Von der Leyen’s revenge? EC calls for wolf protection to be diluted


The European Commission has called for legal protections for wolves to be diluted.

The move comes after the body’s President Ursula von der Leyen had her prized pony Dolly mauled to death by a wolf in Germany in September last year. The EC’s top Eurocrat has pushed for a crackdown ever since.

In a press release published on December 20, von der Leyen again justified the weakening in protections with reference to the surge in the European wolf population after the COVID pandemic.

“The comeback of wolves is good news for biodiversity in Europe.

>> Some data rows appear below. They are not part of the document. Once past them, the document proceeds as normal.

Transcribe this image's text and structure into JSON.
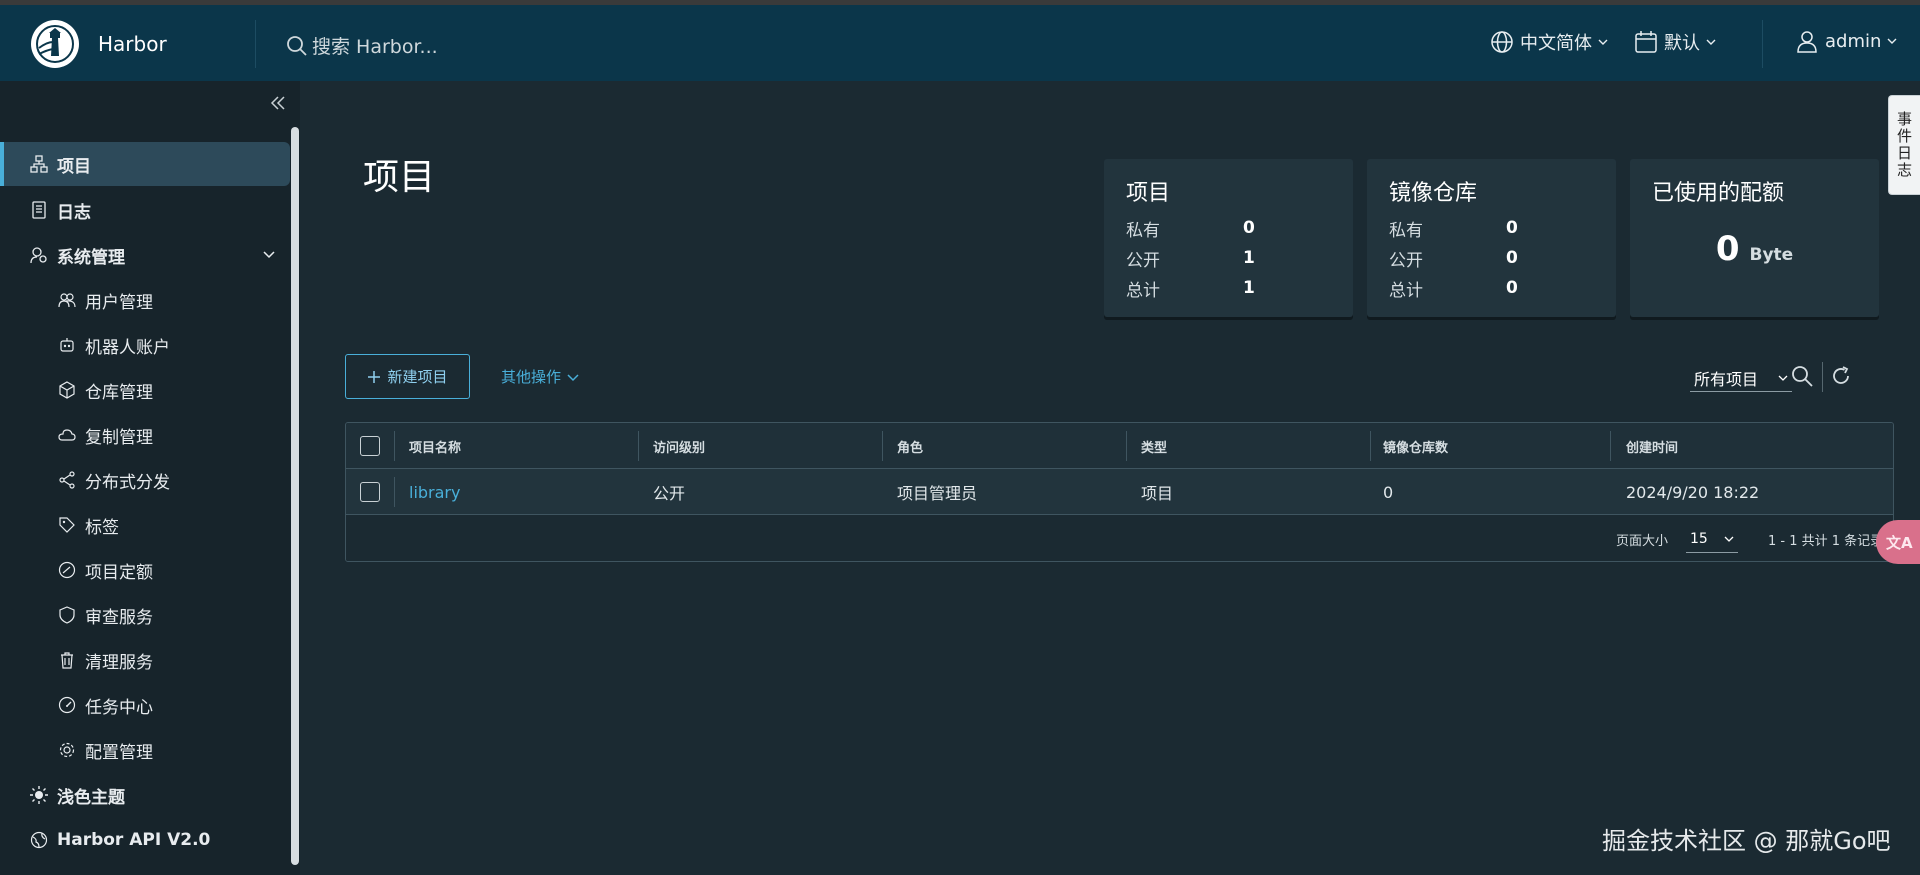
{
  "app": {
    "brand": "Harbor"
  },
  "header": {
    "search_placeholder": "搜索 Harbor...",
    "language": "中文简体",
    "datetime_format": "默认",
    "user": "admin"
  },
  "sidebar": {
    "items": [
      {
        "label": "项目",
        "icon": "projects-icon",
        "level": 0,
        "active": true
      },
      {
        "label": "日志",
        "icon": "logs-icon",
        "level": 0
      },
      {
        "label": "系统管理",
        "icon": "admin-icon",
        "level": 0,
        "expanded": true
      },
      {
        "label": "用户管理",
        "icon": "users-icon",
        "level": 1
      },
      {
        "label": "机器人账户",
        "icon": "robot-icon",
        "level": 1
      },
      {
        "label": "仓库管理",
        "icon": "registry-icon",
        "level": 1
      },
      {
        "label": "复制管理",
        "icon": "replication-icon",
        "level": 1
      },
      {
        "label": "分布式分发",
        "icon": "share-icon",
        "level": 1
      },
      {
        "label": "标签",
        "icon": "tag-icon",
        "level": 1
      },
      {
        "label": "项目定额",
        "icon": "quota-icon",
        "level": 1
      },
      {
        "label": "审查服务",
        "icon": "shield-icon",
        "level": 1
      },
      {
        "label": "清理服务",
        "icon": "trash-icon",
        "level": 1
      },
      {
        "label": "任务中心",
        "icon": "dashboard-icon",
        "level": 1
      },
      {
        "label": "配置管理",
        "icon": "gear-icon",
        "level": 1
      },
      {
        "label": "浅色主题",
        "icon": "sun-icon",
        "level": 0
      },
      {
        "label": "Harbor API V2.0",
        "icon": "globe-icon",
        "level": 0
      }
    ]
  },
  "main": {
    "title": "项目",
    "cards": {
      "projects": {
        "title": "项目",
        "rows": [
          {
            "k": "私有",
            "v": "0"
          },
          {
            "k": "公开",
            "v": "1"
          },
          {
            "k": "总计",
            "v": "1"
          }
        ]
      },
      "repos": {
        "title": "镜像仓库",
        "rows": [
          {
            "k": "私有",
            "v": "0"
          },
          {
            "k": "公开",
            "v": "0"
          },
          {
            "k": "总计",
            "v": "0"
          }
        ]
      },
      "quota": {
        "title": "已使用的配额",
        "value": "0",
        "unit": "Byte"
      }
    },
    "toolbar": {
      "new_project": "新建项目",
      "other_actions": "其他操作",
      "filter": "所有项目"
    },
    "table": {
      "columns": [
        "项目名称",
        "访问级别",
        "角色",
        "类型",
        "镜像仓库数",
        "创建时间"
      ],
      "rows": [
        [
          "library",
          "公开",
          "项目管理员",
          "项目",
          "0",
          "2024/9/20 18:22"
        ]
      ],
      "page_size_label": "页面大小",
      "page_size": "15",
      "records": "1 - 1 共计 1 条记录"
    }
  },
  "overlays": {
    "side_tab": "事件日志",
    "translate_bubble": "文A",
    "watermark": "掘金技术社区 @ 那就Go吧"
  },
  "colors": {
    "header": "#0b364a",
    "sidebar": "#17242b",
    "content": "#1b2a32",
    "accent": "#49afd9"
  }
}
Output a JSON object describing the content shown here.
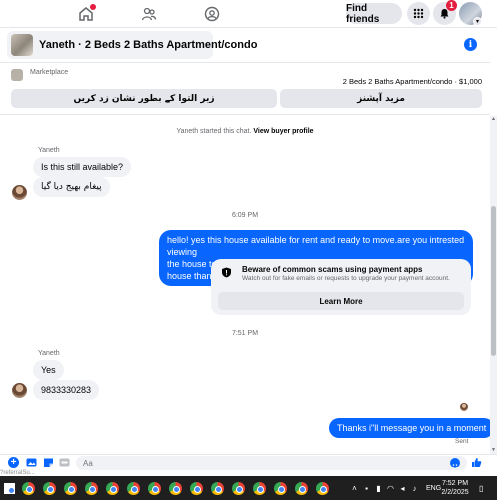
{
  "topnav": {
    "home_icon": "home-icon",
    "groups_icon": "groups-icon",
    "profile_icon": "profile-icon",
    "find_friends": "Find friends",
    "menu_icon": "grid-menu-icon",
    "bell_icon": "bell-icon",
    "notification_count": "1"
  },
  "chat": {
    "title": "Yaneth · 2 Beds 2 Baths Apartment/condo",
    "info_icon": "i"
  },
  "marketplace": {
    "label": "Marketplace",
    "listing": "2 Beds 2 Baths Apartment/condo · $1,000",
    "action_left": "زیر التوا کے بطور نشان زد کریں",
    "action_right": "مزید آپشنز"
  },
  "messages": {
    "started": "Yaneth started this chat.",
    "view_profile": "View buyer profile",
    "sender_1": "Yaneth",
    "msg_1": "Is this still available?",
    "msg_2": "پیغام بھیج دیا گیا",
    "time_1": "6:09 PM",
    "out_1_line1": "hello! yes this house available for rent and ready to move.are you intrested viewing",
    "out_1_line2": "the house tour.kindly send your number i will share all detail about this house thanks.",
    "warn_title": "Beware of common scams using payment apps",
    "warn_sub": "Watch out for fake emails or requests to upgrade your payment account.",
    "learn_more": "Learn More",
    "time_2": "7:51 PM",
    "sender_2": "Yaneth",
    "msg_3": "Yes",
    "msg_4": "9833330283",
    "out_2": "Thanks i\"ll message you in a moment",
    "sent": "Sent"
  },
  "composer": {
    "placeholder": "Aa",
    "referral": "?referralSu..."
  },
  "taskbar": {
    "lang": "ENG",
    "time": "7:52 PM",
    "date": "2/2/2025"
  },
  "colors": {
    "accent": "#0866ff",
    "bubble_in": "#f0f2f5",
    "badge": "#e41e3f"
  }
}
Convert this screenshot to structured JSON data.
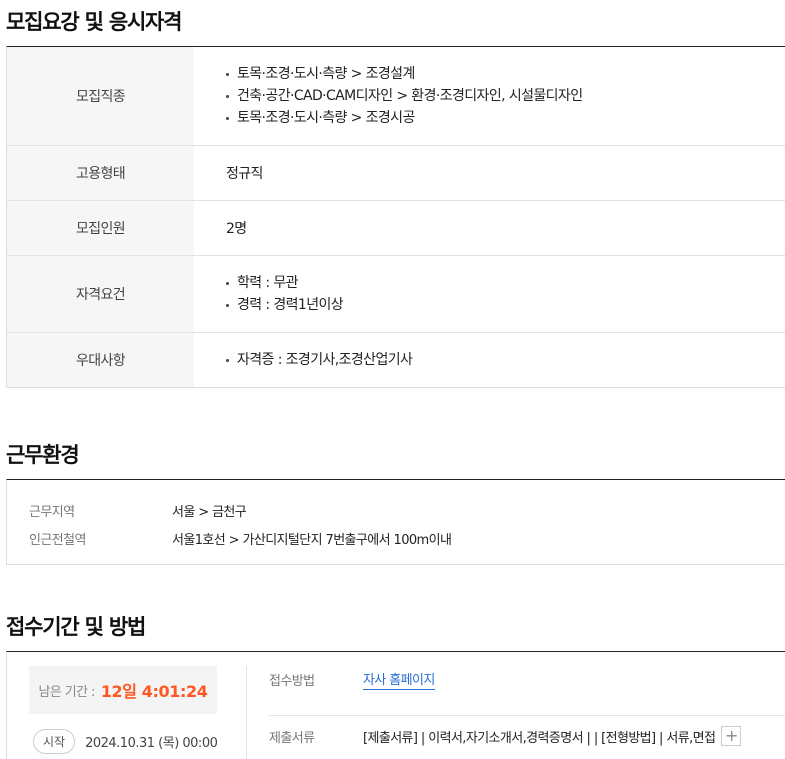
{
  "recruit": {
    "title": "모집요강 및 응시자격",
    "rows": [
      {
        "label": "모집직종",
        "items": [
          "토목·조경·도시·측량 > 조경설계",
          "건축·공간·CAD·CAM디자인 > 환경·조경디자인, 시설물디자인",
          "토목·조경·도시·측량 > 조경시공"
        ]
      },
      {
        "label": "고용형태",
        "value": "정규직"
      },
      {
        "label": "모집인원",
        "value": "2명"
      },
      {
        "label": "자격요건",
        "items": [
          "학력 : 무관",
          "경력 : 경력1년이상"
        ]
      },
      {
        "label": "우대사항",
        "items": [
          "자격증 : 조경기사,조경산업기사"
        ]
      }
    ]
  },
  "environment": {
    "title": "근무환경",
    "rows": [
      {
        "label": "근무지역",
        "value": "서울 > 금천구"
      },
      {
        "label": "인근전철역",
        "value": "서울1호선 > 가산디지털단지 7번출구에서 100m이내"
      }
    ]
  },
  "apply": {
    "title": "접수기간 및 방법",
    "remaining_label": "남은 기간 :",
    "remaining_value": "12일 4:01:24",
    "start_badge": "시작",
    "start_date": "2024.10.31 (목) 00:00",
    "method_label": "접수방법",
    "method_value": "자사 홈페이지",
    "docs_label": "제출서류",
    "docs_value": "[제출서류] | 이력서,자기소개서,경력증명서 | | [전형방법] | 서류,면접",
    "plus_symbol": "+"
  }
}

But the concentration of wolf packs in some European regions has become a real danger especially for livestock,” she said.

She added that rural Europeans must be legally given “more flexibility” to deal with their local wolf population effectively.

“I am deeply convinced that we can and will find targeted solutions to protect both, biodiversity and our rural livelihoods,” she insisted.

The EC’s recommendation must now be reviewed by European Union Member States before any changes can come into force.


The Eurocrat’s standpoint has been celebrated by some in Europe, such as German farmers who have had to deal with an uptick in wolf attacks.

Those more environmentally inclined within the bloc have reacted in horror, with “green” groups repeatedly pushing for the current protections to remain in place.

“This decision of the European Commission is deeply troubling, as it is driven more by political convenience than scientific evidence,” Joanna Swabe, a director of the Human Society International’s Europe branch, said in a statement.

“Rather than trying to destroy legal protections for these large carnivores, the Commission should be working harder to promote the uptake of coexistence measures in Member States,” she added, arguing that such methods are being “underutilised” by farmers within the bloc.